Disordered Motifs and Domains in Cell Control - October 11-15, 2014 - page 69

Disordered Motifs and Domains in Cell Control
Poster Session I
17-POS
Board 17
Short Linear Motifs and Activation of Dcp2-mediated mRNA Decapping
Jeffrey S. Mugridge
, John D. Gross.
University of California, San Francisco, San Francisco, USA.
Cellular regulation of messenger RNA (mRNA) is crucial for proper gene expression. 5’-to-3’

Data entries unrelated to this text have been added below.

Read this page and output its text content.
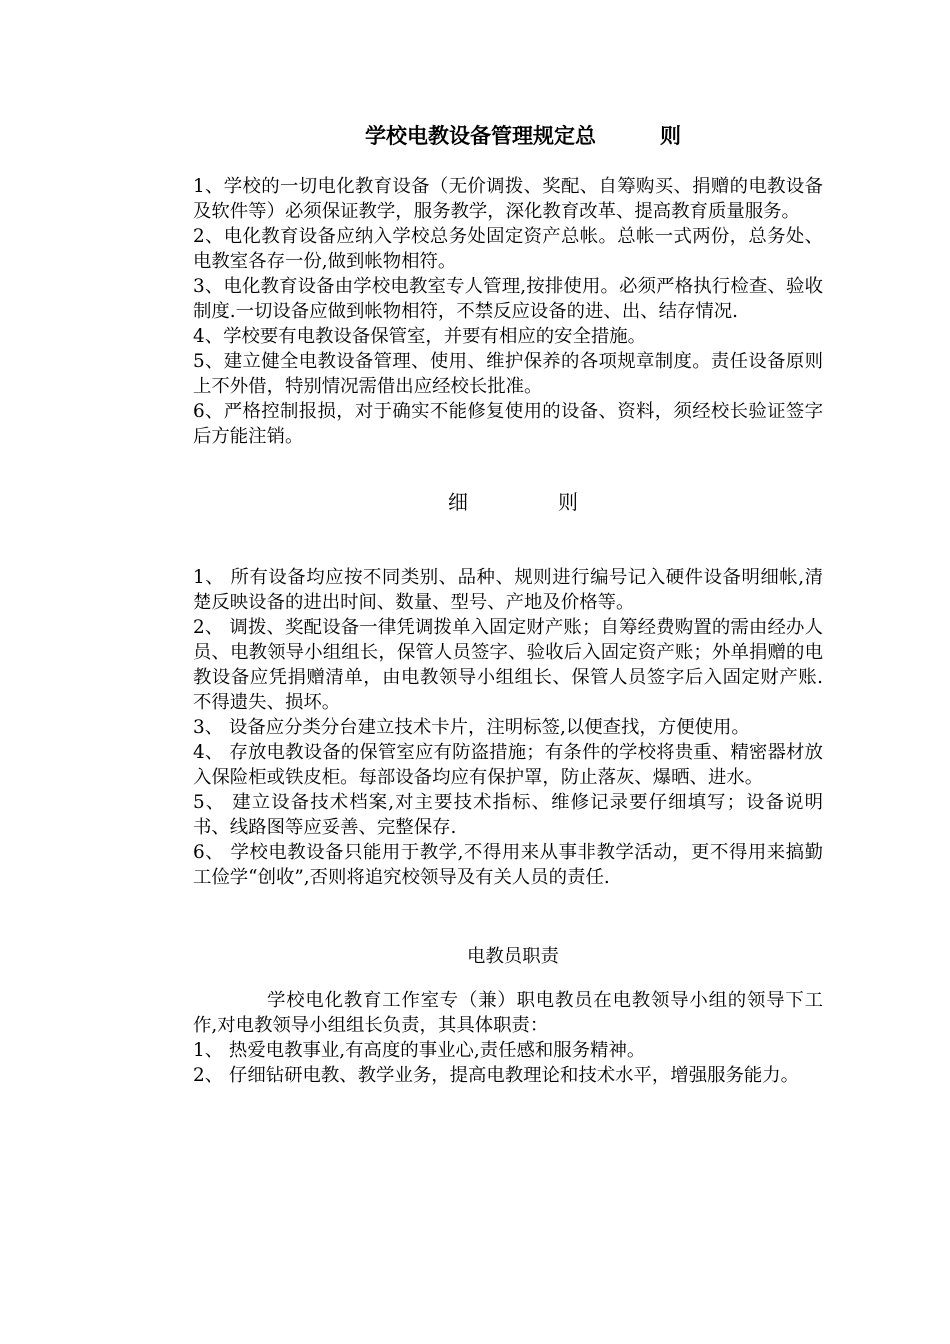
学校电教设备管理规定总	则

1、学校的一切电化教育设备（无价调拨、奖配、自筹购买、捐赠的电教设备及软件等）必须保证教学，服务教学，深化教育改革、提高教育质量服务。

2、电化教育设备应纳入学校总务处固定资产总帐。总帐一式两份，总务处、电教室各存一份,做到帐物相符。

3、电化教育设备由学校电教室专人管理,按排使用。必须严格执行检查、验收制度.一切设备应做到帐物相符，不禁反应设备的进、出、结存情况.

4、学校要有电教设备保管室，并要有相应的安全措施。

5、建立健全电教设备管理、使用、维护保养的各项规章制度。责任设备原则上不外借，特别情况需借出应经校长批准。

6、严格控制报损，对于确实不能修复使用的设备、资料，须经校长验证签字后方能注销。

细	则

1、 所有设备均应按不同类别、品种、规则进行编号记入硬件设备明细帐,清楚反映设备的进出时间、数量、型号、产地及价格等。

2、 调拨、奖配设备一律凭调拨单入固定财产账；自筹经费购置的需由经办人员、电教领导小组组长，保管人员签字、验收后入固定资产账；外单捐赠的电教设备应凭捐赠清单，由电教领导小组组长、保管人员签字后入固定财产账.不得遗失、损坏。

3、 设备应分类分台建立技术卡片，注明标签,以便查找，方便使用。

4、 存放电教设备的保管室应有防盗措施；有条件的学校将贵重、精密器材放入保险柜或铁皮柜。每部设备均应有保护罩，防止落灰、爆晒、进水。

5、 建立设备技术档案,对主要技术指标、维修记录要仔细填写；设备说明书、线路图等应妥善、完整保存.

6、 学校电教设备只能用于教学,不得用来从事非教学活动，更不得用来搞勤工俭学“创收”,否则将追究校领导及有关人员的责任.

电教员职责

学校电化教育工作室专（兼）职电教员在电教领导小组的领导下工作,对电教领导小组组长负责，其具体职责：

1、 热爱电教事业,有高度的事业心,责任感和服务精神。

2、 仔细钻研电教、教学业务，提高电教理论和技术水平，增强服务能力。
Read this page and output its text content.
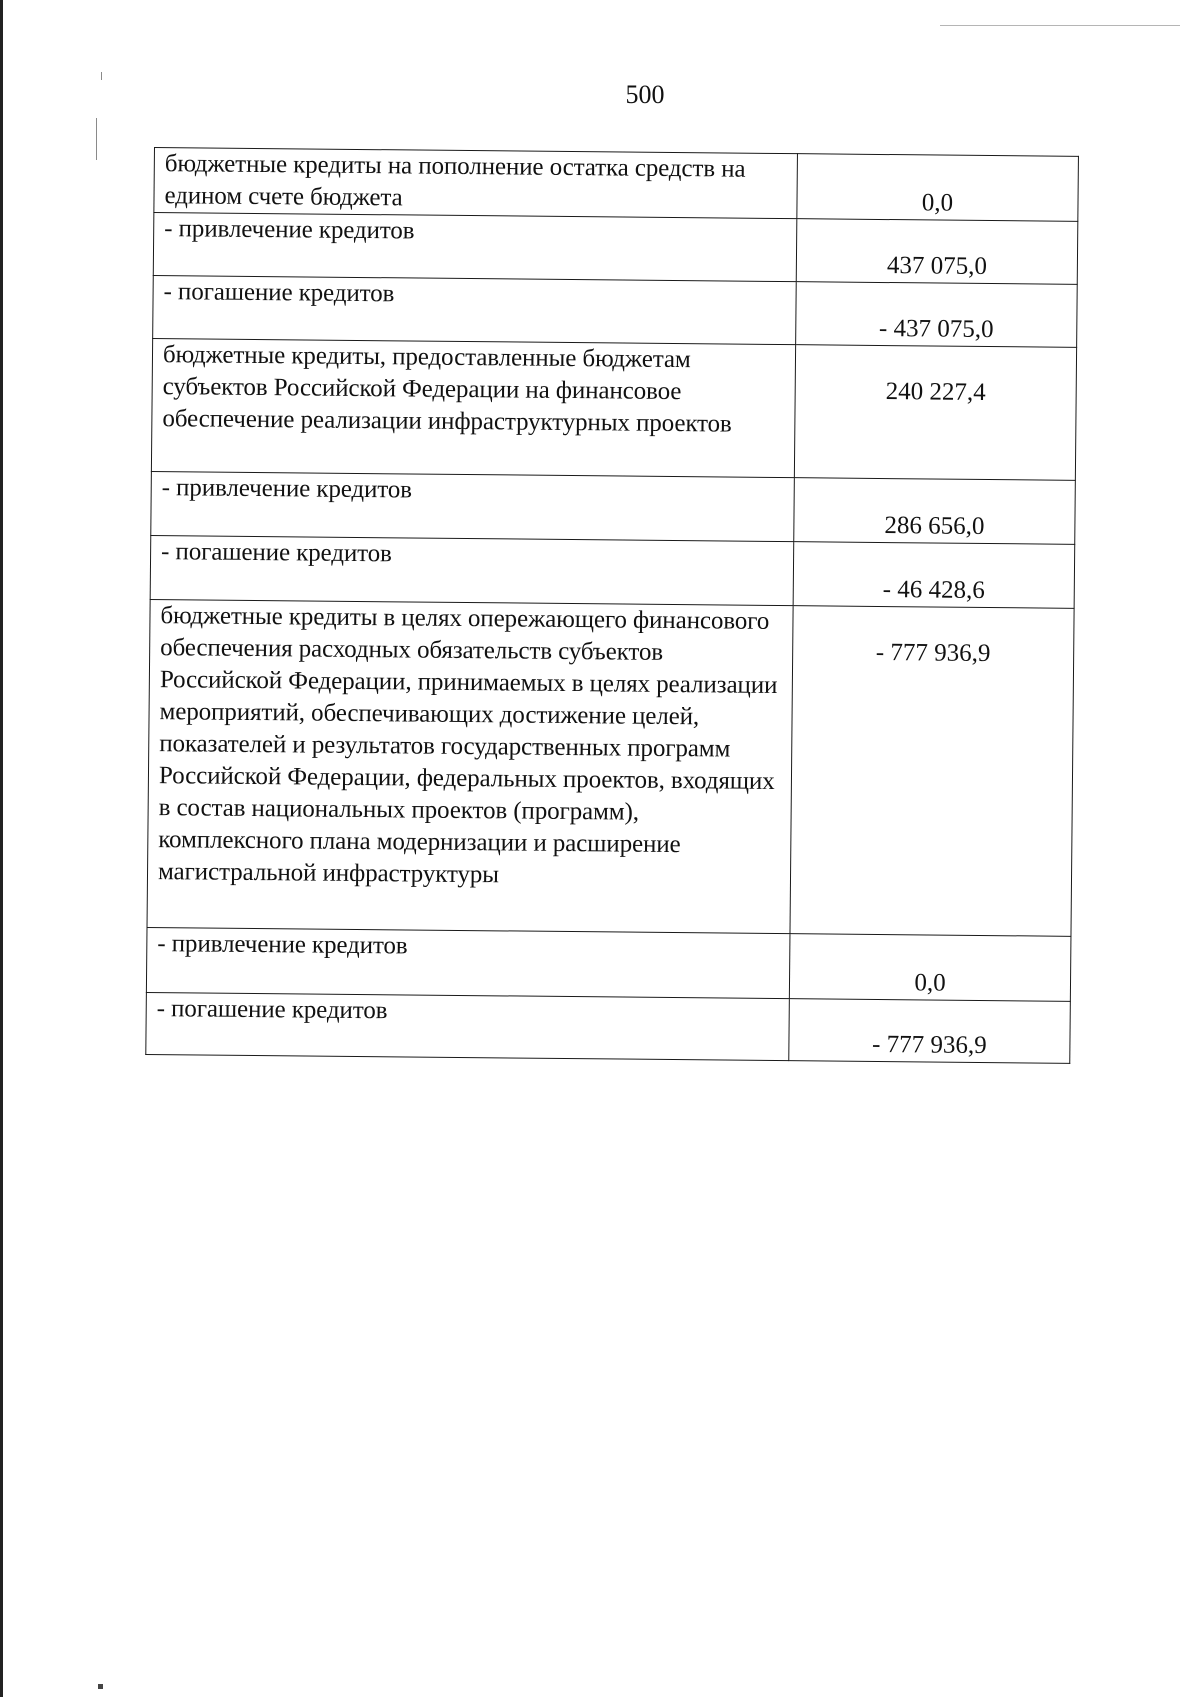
500
бюджетные кредиты на пополнение остатка средств на едином счете бюджета	0,0
- привлечение кредитов	437 075,0
- погашение кредитов	- 437 075,0
бюджетные кредиты, предоставленные бюджетам субъектов Российской Федерации на финансовое обеспечение реализации инфраструктурных проектов	240 227,4
- привлечение кредитов	286 656,0
- погашение кредитов	- 46 428,6
бюджетные кредиты в целях опережающего финансового обеспечения расходных обязательств субъектов Российской Федерации, принимаемых в целях реализации мероприятий, обеспечивающих достижение целей, показателей и результатов государственных программ Российской Федерации, федеральных проектов, входящих в состав национальных проектов (программ), комплексного плана модернизации и расширение магистральной инфраструктуры	- 777 936,9
- привлечение кредитов	0,0
- погашение кредитов	- 777 936,9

mRNA decay is one of the major pathways used by eukaryotes to regulate mRNA levels and
carry out mRNA quality control. A critical step in the 5’-to-3’ decay pathway is the removal of
the protective methyl-guanosine cap found on the 5’-end of all eukaryotic mRNA, which
commits the transcript to rapid degradation. Cleavage of the cap structure is catalyzed by the
conserved decapping enzyme Dcp2, in combination with protein coactivators that modulate
decapping activity. Many of these coactivators employ unstructured, short linear motifs to bind
and activate the decapping enzyme. Dcp2 is a dynamic enzyme and one of the ways disordered
motifs in coactivators may accelerate catalysis is by shifting Dcp2 conformational equilibria to
promote the active conformation of the decapping complex. Here we present in vitro biophysical
(NMR) and biochemical (enzymology) data characterizing Dcp2 function in the presence of
disordered coactivator motifs. We propose a conserved model of Dcp2 activation in which short
linear coactivator motifs contact Dcp2 near the active site and promote the active conformation
of the decapping enzyme.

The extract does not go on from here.